Cerpen Horror - Tumbal Telapak Tangan | Murni Oktarina
Tumbal Telapak Tangan - Murni Oktarina
Bangunan berlantai tiga dengan warna biru yang terlihat telah memudar. Ada sedikit cat yang sudah mengelupas sehingga menampakkan warna asli bangunan itu, putih. Bangunan yang sebenarnya adalah tempat dijualnya obat herbal dan berbagai jenis jamu itu memang agak jauh dari bangunan-bangunan lain.
Seorang gadis remaja memandangi bangunan
tersebut dengan raut wajah ragu. “Toko Obat dan Jamu Laveindisc”. Tulisan nama
toko itu cukup besar dan jelas sehingga dari jarak yang cukup jauh dapat dibaca
oleh remaja berambut lurus panjang yang masih berdiri tanpa bergeming.
Tiba-tiba Alikha melangkahkan kakinya
menuju toko itu dan masuk dengan perlahan seperti ada kekuatan yang menariknya
untuk memasuki toko itu dengan segera. Matanya menyapu seisi toko di lantai
satu, mencari karyawan di sana untuk bertanya. Herannya tidak ada satu orang
pun yang terlihat. Hanya ada sofa tua, deretan lemari yang berisi obat-obat dan
jamu, meja kecil yang di atasnya ada sebuah buku kecil lengkap dengan pena
hitam dan ada televisi kecil di atas salah satu lemari obat yag tepat menghadap
jendela. Suasana sangat sepi hanya detak jarum jam yang terdengar. Gadis remaja
bernama Alikha itu merasakan suatu keganjalan.
“Assalamu’alaikum… Permisi, apakah ada
orang? Saya Alikha, calon pegawai yang akan bekerja di toko ini,” seru Alikha
cukup keras berharap ada seseorang yang mendengar.
Belum ada juga tanda-tanda keberadaan
seseorang di sini. Alikha memutuskan untuk duduk sebentar sambil menunggu. Sofa
berwarna coklat gelap yang sekarang diduduki Alikha sudah dimakan usia.
Kulitnya banyak yang sudah terkelupas dan sofa itu tidak cukup empuk lagi bagi
Alikha. Alikha masih tetap menunggu. Ia berpikir mungkin pemilik toko ini
sedang tidur siang di lantai dua atau lantai tiga karena di jam tangannya
memang menunjukkan tepat pukul dua siang.

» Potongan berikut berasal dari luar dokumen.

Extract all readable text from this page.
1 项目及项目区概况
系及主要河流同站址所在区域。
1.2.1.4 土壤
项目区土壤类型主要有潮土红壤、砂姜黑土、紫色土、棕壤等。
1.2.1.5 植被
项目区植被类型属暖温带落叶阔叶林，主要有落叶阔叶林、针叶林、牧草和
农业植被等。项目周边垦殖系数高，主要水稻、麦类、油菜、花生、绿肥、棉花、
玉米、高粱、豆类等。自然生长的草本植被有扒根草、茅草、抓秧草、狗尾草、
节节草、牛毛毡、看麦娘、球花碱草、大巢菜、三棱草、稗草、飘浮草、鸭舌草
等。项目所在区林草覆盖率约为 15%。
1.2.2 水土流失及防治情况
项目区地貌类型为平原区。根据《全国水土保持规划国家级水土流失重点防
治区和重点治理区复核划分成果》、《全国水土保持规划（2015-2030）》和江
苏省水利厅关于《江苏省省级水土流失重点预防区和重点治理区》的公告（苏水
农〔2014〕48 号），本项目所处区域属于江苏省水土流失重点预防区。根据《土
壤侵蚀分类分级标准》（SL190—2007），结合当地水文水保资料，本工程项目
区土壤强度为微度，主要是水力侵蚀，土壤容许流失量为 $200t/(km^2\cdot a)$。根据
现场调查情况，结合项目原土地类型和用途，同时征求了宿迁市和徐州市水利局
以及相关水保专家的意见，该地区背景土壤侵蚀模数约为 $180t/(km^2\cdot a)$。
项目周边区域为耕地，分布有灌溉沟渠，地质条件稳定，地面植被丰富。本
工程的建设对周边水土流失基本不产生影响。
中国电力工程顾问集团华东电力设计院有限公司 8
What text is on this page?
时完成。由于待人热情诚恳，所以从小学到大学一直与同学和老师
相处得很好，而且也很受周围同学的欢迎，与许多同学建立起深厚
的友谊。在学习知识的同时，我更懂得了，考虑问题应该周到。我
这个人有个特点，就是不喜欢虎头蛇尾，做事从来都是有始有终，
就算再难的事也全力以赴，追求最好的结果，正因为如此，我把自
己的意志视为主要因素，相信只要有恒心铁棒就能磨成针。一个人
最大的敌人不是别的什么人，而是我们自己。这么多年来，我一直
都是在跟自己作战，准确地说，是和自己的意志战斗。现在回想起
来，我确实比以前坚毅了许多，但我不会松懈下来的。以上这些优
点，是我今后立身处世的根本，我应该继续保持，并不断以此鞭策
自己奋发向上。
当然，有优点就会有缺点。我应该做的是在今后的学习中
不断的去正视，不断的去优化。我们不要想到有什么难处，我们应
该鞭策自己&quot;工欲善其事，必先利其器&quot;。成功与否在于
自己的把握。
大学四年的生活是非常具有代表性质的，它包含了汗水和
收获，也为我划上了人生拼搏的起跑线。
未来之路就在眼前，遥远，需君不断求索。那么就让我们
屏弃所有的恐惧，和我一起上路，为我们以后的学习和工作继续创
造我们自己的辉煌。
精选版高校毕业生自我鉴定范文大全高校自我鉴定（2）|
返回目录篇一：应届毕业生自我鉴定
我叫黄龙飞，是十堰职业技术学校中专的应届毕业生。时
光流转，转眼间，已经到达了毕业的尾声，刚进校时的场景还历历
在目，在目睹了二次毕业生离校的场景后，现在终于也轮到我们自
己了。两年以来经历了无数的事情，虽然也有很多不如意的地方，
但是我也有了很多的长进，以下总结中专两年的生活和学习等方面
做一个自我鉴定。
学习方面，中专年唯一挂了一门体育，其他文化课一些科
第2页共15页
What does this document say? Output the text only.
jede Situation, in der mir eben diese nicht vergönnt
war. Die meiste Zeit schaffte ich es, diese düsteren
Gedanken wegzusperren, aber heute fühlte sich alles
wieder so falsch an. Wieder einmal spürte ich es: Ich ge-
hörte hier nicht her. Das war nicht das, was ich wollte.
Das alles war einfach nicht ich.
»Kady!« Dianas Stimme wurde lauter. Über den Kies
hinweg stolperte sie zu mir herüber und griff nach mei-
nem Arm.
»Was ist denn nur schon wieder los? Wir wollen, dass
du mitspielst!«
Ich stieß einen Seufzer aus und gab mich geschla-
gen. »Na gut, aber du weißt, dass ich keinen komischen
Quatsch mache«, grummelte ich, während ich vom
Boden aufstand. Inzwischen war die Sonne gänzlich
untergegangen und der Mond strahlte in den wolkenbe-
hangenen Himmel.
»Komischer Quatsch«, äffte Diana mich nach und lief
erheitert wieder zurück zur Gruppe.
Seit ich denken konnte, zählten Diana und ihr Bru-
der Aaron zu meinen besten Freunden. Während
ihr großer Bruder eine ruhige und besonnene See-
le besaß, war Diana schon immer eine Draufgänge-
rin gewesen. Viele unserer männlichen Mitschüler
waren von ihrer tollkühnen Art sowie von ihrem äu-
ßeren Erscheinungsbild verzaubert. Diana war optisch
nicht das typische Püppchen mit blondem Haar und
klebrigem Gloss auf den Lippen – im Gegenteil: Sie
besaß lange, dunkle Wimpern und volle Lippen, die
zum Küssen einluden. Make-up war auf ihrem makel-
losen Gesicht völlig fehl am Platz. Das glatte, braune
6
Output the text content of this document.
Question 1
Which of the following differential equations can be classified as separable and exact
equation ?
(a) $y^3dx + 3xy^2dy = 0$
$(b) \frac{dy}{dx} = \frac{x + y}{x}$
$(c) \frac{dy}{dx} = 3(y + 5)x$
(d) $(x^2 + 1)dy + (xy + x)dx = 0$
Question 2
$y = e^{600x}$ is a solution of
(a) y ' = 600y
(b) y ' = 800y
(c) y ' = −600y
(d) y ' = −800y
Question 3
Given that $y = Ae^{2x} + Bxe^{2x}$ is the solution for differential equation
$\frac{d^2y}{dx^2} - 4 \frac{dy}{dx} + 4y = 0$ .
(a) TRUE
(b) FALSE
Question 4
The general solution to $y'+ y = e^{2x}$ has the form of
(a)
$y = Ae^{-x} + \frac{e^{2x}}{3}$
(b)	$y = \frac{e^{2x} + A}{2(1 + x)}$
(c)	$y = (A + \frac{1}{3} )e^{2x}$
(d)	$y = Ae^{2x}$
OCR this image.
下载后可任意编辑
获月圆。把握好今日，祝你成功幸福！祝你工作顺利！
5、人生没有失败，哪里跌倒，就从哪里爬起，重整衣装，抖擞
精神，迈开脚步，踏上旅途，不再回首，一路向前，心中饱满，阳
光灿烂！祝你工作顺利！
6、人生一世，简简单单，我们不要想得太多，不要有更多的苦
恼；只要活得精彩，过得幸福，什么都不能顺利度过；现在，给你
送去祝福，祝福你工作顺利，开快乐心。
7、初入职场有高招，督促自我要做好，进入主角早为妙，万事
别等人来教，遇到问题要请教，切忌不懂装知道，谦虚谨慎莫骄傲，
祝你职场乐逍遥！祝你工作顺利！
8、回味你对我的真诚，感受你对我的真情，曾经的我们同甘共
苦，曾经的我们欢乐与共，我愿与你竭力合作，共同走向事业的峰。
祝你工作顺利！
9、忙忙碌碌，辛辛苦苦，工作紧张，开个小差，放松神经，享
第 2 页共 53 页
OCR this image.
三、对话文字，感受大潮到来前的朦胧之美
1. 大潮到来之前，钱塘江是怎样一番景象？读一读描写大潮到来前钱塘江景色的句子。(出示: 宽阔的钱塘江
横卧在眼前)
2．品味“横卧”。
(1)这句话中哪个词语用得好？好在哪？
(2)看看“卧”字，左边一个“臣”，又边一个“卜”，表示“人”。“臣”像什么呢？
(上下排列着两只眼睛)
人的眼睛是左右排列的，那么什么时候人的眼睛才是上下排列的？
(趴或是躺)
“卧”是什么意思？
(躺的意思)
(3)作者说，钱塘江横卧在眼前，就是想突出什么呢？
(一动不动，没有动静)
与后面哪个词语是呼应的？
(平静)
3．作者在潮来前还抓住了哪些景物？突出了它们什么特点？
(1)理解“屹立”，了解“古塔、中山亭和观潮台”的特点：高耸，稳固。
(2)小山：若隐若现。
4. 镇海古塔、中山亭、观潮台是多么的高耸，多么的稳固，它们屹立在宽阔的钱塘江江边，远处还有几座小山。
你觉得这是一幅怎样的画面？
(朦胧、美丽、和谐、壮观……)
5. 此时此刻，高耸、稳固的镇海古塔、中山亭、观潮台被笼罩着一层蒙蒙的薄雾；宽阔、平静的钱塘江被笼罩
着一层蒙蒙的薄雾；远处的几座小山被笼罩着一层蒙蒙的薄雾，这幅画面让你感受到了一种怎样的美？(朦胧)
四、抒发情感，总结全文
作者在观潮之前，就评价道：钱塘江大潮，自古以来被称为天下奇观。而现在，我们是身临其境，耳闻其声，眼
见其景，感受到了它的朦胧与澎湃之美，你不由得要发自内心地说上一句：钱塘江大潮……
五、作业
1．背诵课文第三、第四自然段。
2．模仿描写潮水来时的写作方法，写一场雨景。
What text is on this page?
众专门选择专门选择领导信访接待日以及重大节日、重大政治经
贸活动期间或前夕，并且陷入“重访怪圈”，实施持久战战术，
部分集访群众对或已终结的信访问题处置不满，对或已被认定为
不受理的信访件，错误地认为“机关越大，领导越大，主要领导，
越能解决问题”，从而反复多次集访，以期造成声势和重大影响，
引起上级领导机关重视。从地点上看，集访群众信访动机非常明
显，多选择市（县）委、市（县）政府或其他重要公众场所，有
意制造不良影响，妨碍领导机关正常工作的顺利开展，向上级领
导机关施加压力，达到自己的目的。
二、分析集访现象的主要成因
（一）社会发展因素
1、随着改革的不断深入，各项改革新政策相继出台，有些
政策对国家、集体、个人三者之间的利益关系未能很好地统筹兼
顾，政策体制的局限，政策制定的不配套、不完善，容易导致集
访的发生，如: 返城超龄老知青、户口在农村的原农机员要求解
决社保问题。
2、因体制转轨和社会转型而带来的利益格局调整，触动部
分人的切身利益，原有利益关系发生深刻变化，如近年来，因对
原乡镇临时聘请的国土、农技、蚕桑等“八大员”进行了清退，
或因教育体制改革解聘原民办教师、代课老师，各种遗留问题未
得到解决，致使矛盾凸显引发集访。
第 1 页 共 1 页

“Hoaaem… jadi mengantuk juga,” keluh
Alikha sambil melemaskan tubuhnya mencari posisi yang enak untuk duduk di sofa
tua ini. “Kok, seperti tidak ada pembeli ya? Sepi sekali,” katanya dalam hati.
Alikha berdiri untuk melihat keadaan di
luar toko. Dari kejauhan dilihatnya ada seorang gadis dengan selendang berwarna
ungu. Alikha menduga usia gadis itu sekitar dua puluh satu seperti dirinya.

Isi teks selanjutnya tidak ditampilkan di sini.